La ville primitive s’est développée autour du Köllnischer Fischmarkt (Petriplatz). L’Alexanderplatz (l’« Alex » des Berlinois) était encore située hors de la ville au xviie s. et servait de marché de bestiaux. L’avenue Unter den Linden a été tracée vers 1647. Les premiers tilleuls qui donnèrent le nom à l’avenue furent plantés à cette époque, quoique le caractère urbain de l’artère fût alors des plus discutables. De nos jours, quatre rangées de tilleuls maintiennent à cette artère son caractère à la fois grandiose et quelque peu agreste. D’importants monuments s’y trouvent : café de l’Opéra, anciennement palais des Princesses, le Deutsche Staatsoper, construit par Georg W. von Knobelsdorff de 1741 à 1743. La cathédrale Sainte-Hedwige (1747-1773) se trouve derrière l’Opéra. Dans le voisinage, la plupart des monuments baroques ont été reconstruits après la guerre : Académie allemande des sciences, Académie allemande d’architecture. L’université Humboldt et la Bibliothèque nationale allemande, reconstruites, ne sont pas loin. Vers la porte de Brandebourg, c’est-à-dire non loin du « mur », des ambassades ont repris possession des bâtiments reconstruits (ambassades de l’U. R. S. S., de Hongrie, de Pologne). Le ministère de l’Éducation nationale et celui des Échanges extérieurs sont tout près. L’histoire du développement urbain de Berlin peut être saisie en raccourci de la porte de Brandebourg à l’Alexanderplatz, en passant par l’avenue Unter den Linden. Les destructions, qui ont touché 60 p. 100 des immeubles du centre, ont permis d’entreprendre la reconstruction dans un esprit socialiste.

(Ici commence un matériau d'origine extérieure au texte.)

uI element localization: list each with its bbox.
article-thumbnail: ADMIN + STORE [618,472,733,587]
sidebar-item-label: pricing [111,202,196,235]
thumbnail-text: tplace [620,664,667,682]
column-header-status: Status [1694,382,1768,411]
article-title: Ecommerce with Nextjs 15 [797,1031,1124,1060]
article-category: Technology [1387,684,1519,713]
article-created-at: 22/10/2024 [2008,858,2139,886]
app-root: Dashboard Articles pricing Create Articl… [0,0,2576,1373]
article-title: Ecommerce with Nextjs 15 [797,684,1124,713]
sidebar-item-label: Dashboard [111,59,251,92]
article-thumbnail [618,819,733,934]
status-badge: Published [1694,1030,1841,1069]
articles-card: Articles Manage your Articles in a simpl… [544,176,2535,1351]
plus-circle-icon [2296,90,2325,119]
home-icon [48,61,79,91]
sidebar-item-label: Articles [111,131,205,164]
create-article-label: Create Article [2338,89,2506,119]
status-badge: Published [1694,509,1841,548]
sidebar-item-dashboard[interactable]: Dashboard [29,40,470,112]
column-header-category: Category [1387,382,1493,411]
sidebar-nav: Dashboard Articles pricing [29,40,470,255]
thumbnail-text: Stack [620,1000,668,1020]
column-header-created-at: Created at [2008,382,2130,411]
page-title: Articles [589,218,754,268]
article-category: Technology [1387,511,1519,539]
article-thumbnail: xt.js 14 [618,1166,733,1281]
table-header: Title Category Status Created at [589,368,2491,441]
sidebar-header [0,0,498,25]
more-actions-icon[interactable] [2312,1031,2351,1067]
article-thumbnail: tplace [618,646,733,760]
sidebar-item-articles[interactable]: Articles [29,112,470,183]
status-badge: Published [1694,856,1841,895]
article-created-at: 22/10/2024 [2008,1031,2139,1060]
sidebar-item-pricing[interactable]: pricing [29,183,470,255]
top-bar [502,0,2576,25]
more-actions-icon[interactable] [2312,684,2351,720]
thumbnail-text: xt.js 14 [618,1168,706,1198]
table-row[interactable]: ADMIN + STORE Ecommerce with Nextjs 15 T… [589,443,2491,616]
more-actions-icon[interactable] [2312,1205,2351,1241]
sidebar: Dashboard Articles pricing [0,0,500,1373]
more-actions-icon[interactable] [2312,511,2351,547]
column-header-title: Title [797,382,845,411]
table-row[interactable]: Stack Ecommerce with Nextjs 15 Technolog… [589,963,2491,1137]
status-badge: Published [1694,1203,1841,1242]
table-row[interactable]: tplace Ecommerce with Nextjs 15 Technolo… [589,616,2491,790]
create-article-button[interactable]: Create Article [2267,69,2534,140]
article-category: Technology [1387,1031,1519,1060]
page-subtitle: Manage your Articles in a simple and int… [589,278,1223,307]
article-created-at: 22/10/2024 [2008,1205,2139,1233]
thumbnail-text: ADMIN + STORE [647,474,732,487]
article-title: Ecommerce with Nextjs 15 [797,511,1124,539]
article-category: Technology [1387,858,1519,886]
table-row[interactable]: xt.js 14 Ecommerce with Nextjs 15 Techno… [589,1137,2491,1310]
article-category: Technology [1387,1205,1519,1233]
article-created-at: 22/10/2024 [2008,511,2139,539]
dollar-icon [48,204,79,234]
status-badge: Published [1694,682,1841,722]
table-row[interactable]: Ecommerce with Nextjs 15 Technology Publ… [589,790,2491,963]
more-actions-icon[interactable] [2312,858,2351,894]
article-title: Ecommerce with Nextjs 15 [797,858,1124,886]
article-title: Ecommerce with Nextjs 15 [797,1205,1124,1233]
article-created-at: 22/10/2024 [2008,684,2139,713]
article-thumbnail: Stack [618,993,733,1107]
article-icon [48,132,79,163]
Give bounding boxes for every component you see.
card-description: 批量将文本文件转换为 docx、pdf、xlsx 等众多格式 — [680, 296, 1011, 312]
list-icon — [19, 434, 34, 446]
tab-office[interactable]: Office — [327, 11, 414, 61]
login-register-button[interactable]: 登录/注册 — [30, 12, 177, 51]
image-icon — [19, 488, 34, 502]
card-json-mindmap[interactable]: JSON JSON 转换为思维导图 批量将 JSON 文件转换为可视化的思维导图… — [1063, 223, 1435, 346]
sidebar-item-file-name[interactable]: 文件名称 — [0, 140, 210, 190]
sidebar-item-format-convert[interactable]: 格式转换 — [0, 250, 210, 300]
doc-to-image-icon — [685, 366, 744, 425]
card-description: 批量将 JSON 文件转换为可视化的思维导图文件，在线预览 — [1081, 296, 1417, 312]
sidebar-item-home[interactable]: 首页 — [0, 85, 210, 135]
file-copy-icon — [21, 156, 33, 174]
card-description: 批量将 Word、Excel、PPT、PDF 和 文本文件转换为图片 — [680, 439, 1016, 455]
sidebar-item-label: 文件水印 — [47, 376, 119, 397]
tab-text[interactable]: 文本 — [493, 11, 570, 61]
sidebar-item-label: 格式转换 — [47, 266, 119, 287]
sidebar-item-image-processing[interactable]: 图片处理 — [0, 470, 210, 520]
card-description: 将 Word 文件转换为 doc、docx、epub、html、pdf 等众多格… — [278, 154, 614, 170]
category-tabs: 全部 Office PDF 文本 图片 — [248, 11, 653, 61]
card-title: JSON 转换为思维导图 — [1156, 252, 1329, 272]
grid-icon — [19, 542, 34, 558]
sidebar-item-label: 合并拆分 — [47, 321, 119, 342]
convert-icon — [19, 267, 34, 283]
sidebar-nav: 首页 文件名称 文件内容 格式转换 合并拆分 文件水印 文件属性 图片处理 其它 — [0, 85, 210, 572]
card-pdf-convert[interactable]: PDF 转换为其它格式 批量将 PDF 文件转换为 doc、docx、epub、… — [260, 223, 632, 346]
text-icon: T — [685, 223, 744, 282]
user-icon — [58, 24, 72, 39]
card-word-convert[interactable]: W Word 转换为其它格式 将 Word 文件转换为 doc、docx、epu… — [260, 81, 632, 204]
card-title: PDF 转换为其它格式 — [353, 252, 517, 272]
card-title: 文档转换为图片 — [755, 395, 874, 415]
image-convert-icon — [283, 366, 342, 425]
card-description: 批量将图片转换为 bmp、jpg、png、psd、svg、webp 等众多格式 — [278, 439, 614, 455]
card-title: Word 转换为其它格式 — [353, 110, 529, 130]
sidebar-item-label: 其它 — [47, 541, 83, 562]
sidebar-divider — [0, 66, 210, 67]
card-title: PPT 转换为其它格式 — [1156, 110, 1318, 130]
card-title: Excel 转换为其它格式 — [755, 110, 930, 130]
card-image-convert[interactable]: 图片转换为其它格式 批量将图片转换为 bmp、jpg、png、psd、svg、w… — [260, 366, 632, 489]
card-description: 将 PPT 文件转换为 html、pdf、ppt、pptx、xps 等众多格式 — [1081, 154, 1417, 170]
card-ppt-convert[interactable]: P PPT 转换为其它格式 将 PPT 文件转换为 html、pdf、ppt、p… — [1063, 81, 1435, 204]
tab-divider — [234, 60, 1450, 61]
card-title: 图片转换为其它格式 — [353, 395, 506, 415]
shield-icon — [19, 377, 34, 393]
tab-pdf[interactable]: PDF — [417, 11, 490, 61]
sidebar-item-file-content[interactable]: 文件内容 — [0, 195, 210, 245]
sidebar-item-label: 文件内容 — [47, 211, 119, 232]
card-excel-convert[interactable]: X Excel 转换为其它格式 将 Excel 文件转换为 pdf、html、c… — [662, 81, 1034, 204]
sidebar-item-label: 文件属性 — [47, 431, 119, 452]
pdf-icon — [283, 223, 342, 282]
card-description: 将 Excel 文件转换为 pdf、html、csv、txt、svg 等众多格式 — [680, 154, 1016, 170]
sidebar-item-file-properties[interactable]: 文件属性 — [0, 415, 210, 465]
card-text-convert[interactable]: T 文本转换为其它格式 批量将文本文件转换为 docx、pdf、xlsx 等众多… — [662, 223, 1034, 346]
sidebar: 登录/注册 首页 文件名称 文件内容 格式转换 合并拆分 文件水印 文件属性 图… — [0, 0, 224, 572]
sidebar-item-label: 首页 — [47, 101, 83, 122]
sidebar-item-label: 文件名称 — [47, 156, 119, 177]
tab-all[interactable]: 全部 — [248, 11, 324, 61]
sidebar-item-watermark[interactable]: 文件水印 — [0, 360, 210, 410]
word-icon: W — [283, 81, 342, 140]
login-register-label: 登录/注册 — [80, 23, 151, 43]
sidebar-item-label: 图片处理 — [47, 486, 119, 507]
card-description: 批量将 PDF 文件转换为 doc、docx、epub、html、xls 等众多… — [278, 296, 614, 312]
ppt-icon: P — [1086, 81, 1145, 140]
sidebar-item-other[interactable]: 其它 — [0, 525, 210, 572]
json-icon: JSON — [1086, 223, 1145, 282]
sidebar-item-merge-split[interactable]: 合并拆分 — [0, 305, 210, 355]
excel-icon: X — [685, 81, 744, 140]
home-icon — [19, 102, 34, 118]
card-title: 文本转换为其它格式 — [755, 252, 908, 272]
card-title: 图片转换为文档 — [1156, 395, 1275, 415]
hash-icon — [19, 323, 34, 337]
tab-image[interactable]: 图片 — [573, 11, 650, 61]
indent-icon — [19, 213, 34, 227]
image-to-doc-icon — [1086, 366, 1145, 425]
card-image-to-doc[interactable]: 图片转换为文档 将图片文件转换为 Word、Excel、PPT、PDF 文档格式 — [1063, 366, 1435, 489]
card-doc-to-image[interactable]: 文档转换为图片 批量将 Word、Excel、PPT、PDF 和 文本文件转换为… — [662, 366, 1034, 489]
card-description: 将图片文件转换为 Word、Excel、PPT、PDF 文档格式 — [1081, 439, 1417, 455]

Cette reconstruction présente quatre phases successives. La première fut marquée par le déblaiement des énormes ruines. La deuxième, de 1950 à 1952, est caractérisée par la construction des grandes « Magistrale » : Karl-Marx-Allee (anc. Stalin-Allee), Bersarinstrasse et Dimitroffstrasse. Au cours de la troisième phase, de 1956 à 1963, on a mis l’accent sur les quartiers résidentiels et industriels (Lochviertel, Rhinstrasse, Lenin-Allee). La construction de ces quartiers est l’expression de l’industrialisation de l’activité du bâtiment. La quatrième phase débute en 1963 ; l’accent est mis sur le quartier central. 30 p. 100 des logements réservés à Berlin, pendant la période 1963-1967, sont construits dans ce dernier. C’est de cette époque que date la reconstruction, dans l’ancien style, des édifices du quartier Unter den Linden.